Combining Expression of Hypervariably Expressed Genes with IGHV Mutation Status Is a More Robust Prognostic Indicator Than Mutation Status Alone in Chronic Lymphocytic Leukemia

Chronic Lymphocytic Leukemia (CLL) follows a variable, difficult to predict course. Biomarkers (IGHV mutations, CD38 and ZAP-70) have improved prognostication but accuracy is only ∼80%, not sufficient to initiate preemptive therapy. To address this, we have incorporated another molecular biological parameter, hypervariably expressed genes (HVEGs) from global gene expression profiles (GEPs) [Dozmorov, 2011], along with IGHV mutation status to develop a more robust method of prognostication.

RNA was purified from B cells of 65 CLL patients and 25 normal subjects. GEPs were defined with Illumina HumanHT12 beadchips and analyzed to identify HVEGs fluctuating coordinately in CLL patients but not expressed in normal circulating human B cells.

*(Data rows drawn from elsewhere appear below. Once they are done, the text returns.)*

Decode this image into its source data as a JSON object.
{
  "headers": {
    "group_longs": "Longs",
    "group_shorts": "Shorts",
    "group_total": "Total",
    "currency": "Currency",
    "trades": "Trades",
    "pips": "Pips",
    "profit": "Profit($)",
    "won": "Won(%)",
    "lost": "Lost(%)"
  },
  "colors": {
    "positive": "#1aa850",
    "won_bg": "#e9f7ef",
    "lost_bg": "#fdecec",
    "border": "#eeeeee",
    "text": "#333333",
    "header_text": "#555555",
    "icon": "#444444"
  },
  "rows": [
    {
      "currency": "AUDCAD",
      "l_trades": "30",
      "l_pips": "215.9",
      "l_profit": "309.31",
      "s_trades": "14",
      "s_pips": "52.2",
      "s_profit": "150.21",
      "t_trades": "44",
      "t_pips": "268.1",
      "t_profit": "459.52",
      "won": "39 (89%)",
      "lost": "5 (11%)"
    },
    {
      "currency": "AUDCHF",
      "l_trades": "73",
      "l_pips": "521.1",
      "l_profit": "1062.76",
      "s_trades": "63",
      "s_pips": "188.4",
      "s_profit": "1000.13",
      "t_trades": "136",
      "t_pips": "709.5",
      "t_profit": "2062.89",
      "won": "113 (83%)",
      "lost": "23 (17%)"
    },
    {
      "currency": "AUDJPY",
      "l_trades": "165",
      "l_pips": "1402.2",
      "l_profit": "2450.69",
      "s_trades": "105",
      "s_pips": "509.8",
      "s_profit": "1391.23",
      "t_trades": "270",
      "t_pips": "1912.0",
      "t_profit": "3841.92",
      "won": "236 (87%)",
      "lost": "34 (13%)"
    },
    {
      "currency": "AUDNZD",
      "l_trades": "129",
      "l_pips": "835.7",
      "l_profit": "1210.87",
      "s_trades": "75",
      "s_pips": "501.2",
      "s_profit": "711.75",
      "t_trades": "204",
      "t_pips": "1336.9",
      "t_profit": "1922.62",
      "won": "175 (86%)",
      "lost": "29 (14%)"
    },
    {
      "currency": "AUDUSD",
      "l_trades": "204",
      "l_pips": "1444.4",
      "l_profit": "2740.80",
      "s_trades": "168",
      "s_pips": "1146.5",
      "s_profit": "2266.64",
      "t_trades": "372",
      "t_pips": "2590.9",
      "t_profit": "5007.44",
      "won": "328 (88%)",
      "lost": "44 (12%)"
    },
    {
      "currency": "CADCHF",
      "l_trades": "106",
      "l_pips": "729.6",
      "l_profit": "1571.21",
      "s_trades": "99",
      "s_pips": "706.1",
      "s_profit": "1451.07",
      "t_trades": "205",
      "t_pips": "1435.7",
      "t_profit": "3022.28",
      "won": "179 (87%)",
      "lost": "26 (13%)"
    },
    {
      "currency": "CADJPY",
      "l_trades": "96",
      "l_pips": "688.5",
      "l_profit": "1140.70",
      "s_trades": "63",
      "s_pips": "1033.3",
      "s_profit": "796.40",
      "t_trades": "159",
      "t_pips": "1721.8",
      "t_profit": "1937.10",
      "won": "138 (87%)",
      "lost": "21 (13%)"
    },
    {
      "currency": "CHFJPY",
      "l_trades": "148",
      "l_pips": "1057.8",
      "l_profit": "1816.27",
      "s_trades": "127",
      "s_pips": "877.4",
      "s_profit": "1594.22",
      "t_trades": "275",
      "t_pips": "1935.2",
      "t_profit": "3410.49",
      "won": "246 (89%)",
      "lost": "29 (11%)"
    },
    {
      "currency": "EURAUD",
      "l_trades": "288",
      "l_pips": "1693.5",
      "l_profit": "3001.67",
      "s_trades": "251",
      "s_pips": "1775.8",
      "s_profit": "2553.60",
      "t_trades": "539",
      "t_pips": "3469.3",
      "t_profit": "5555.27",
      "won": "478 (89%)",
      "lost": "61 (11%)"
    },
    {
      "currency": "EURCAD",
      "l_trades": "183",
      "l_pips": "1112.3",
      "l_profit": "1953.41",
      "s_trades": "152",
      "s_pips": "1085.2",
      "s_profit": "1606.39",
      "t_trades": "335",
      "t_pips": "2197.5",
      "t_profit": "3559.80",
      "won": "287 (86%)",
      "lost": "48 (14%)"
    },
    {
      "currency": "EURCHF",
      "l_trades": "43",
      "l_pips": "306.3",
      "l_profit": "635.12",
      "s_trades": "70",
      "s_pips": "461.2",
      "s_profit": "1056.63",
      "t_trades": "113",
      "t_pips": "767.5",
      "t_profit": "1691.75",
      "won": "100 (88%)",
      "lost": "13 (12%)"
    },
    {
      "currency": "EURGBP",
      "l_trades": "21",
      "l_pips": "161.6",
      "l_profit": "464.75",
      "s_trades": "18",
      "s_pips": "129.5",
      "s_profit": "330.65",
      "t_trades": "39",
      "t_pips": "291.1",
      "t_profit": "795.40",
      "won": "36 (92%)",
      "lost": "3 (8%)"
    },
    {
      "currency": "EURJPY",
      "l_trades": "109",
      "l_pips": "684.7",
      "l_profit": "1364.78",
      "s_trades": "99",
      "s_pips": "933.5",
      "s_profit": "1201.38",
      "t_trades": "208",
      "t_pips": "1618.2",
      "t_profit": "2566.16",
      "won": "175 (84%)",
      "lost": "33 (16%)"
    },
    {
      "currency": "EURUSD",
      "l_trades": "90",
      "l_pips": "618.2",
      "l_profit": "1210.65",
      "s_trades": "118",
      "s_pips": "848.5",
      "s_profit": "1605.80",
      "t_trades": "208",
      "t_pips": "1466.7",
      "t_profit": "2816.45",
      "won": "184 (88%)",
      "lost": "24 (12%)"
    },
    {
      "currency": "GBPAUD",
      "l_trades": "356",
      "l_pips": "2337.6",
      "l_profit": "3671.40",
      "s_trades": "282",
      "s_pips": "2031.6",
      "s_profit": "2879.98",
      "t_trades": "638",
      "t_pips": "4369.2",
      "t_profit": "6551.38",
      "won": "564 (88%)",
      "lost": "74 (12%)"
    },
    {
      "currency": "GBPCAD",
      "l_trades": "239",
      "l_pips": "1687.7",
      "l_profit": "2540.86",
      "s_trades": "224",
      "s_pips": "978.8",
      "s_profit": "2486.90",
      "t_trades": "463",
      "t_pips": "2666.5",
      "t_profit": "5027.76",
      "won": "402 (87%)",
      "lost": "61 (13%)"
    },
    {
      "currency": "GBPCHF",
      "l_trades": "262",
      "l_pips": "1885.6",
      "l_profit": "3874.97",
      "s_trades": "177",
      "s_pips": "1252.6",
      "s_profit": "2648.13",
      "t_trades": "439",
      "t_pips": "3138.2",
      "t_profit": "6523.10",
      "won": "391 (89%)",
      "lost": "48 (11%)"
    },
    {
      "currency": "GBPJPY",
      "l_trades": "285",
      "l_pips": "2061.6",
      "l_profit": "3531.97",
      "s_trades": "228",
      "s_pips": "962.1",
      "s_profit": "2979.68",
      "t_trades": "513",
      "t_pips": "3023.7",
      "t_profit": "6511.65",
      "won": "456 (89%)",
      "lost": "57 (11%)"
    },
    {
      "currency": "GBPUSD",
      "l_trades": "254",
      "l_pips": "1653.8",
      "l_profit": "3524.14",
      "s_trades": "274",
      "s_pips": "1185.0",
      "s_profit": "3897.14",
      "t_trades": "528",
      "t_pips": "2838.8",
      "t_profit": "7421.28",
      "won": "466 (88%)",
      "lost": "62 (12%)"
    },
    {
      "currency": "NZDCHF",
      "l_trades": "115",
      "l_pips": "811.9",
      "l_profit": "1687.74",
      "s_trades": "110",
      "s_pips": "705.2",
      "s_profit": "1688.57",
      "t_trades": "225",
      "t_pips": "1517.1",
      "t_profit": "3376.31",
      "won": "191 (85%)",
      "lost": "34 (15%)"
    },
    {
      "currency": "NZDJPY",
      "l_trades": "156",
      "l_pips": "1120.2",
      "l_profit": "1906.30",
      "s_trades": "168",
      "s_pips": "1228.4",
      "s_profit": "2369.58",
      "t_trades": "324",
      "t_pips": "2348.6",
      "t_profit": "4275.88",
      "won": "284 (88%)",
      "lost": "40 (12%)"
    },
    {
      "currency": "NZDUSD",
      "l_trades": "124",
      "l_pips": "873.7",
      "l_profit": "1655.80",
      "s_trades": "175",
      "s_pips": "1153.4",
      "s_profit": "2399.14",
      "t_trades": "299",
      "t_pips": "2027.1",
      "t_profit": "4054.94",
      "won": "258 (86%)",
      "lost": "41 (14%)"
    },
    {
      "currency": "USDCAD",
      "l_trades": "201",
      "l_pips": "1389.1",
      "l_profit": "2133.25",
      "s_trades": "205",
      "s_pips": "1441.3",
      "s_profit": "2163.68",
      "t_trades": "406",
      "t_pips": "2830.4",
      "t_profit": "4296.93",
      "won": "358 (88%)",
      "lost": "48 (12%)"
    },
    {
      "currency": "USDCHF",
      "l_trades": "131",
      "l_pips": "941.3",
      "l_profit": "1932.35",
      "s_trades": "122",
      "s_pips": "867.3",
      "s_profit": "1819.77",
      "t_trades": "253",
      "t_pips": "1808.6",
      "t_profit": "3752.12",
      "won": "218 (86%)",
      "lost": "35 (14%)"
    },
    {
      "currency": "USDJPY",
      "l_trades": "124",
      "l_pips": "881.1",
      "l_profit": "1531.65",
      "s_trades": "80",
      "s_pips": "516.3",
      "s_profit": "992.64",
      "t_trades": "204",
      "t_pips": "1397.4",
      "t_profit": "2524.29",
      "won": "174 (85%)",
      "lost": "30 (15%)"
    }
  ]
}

A Cox proportional hazards regression model was used to compare expression levels with clinical outcome.

Unmutated CLL (U-CLL) and mutated CLL (M-CLL) samples were sorted based on the averaged normalized gene expression level in the largest HVEG cluster consisting of 45 genes. Samples were split into subgroups based on high and low expression of these genes. Four subgroups were identified: U-CLL with high (U-HVE^hi), U-CLL with low (U-HVE^lo), M-CLL with high (M-HVE^hi), and M-CLL with low (M-HVE^lo) expression of HVEGs. When these subgroups were analyzed for time-to-first treatment (TTFT), the findings were remarkably different. Using a Cox proportional hazards regression model we found that for M-CLL the presence of low levels of HVEGs denoted a subgroup with a prolonged median TTFT compared to M-CLL patients with high levels of HVEGs (23.46 yrs in M-HVE^lo versus 9.05 yrs in M-HVE^hi; P=0.0075). This association was reversed in U-CLL, where low levels of HVEGs pinpointed a subgroup with a shortened median TTFT compared to U-CLL patients with high levels of HVEGs: median TTFT was 8.01 yrs in U-HVE^hi and decreased by 50% to 3.12 yrs in U-HVE^lo (P=0.0151). Compared to the TTFT for M-HVE^lo, the TTFT for U-HVE^lo was dramatically shorter (3.12 vs. 23.46 years; P<0.0001).

Combining the HVEG approach with IGHV mutation status enabled us to define intra-group heterogeneity, and thereby improve prognostication for apparently homogeneous subgroups of U-CLL and M-CLL patients. This combination was superior to IGHV mutations alone in that it pinpointed a subset of M-CLL patients with shorter TTFTs and a subset of U-CLL patients with longer TTFTs, indicating that the combined approach selects those patients that IGHV mutation analysis misclassified. Therefore, combining IGHV mutation status and HVEG expression provides a more precise indicator with potentially valuable clinical implications. The data suggest that the HVEGs are responsible for the different outcomes in the two groups and could provide mechanistic insights into key aspects of CLL B-cell biology as well as therapeutic targets.

No relevant conflicts of interest to declare.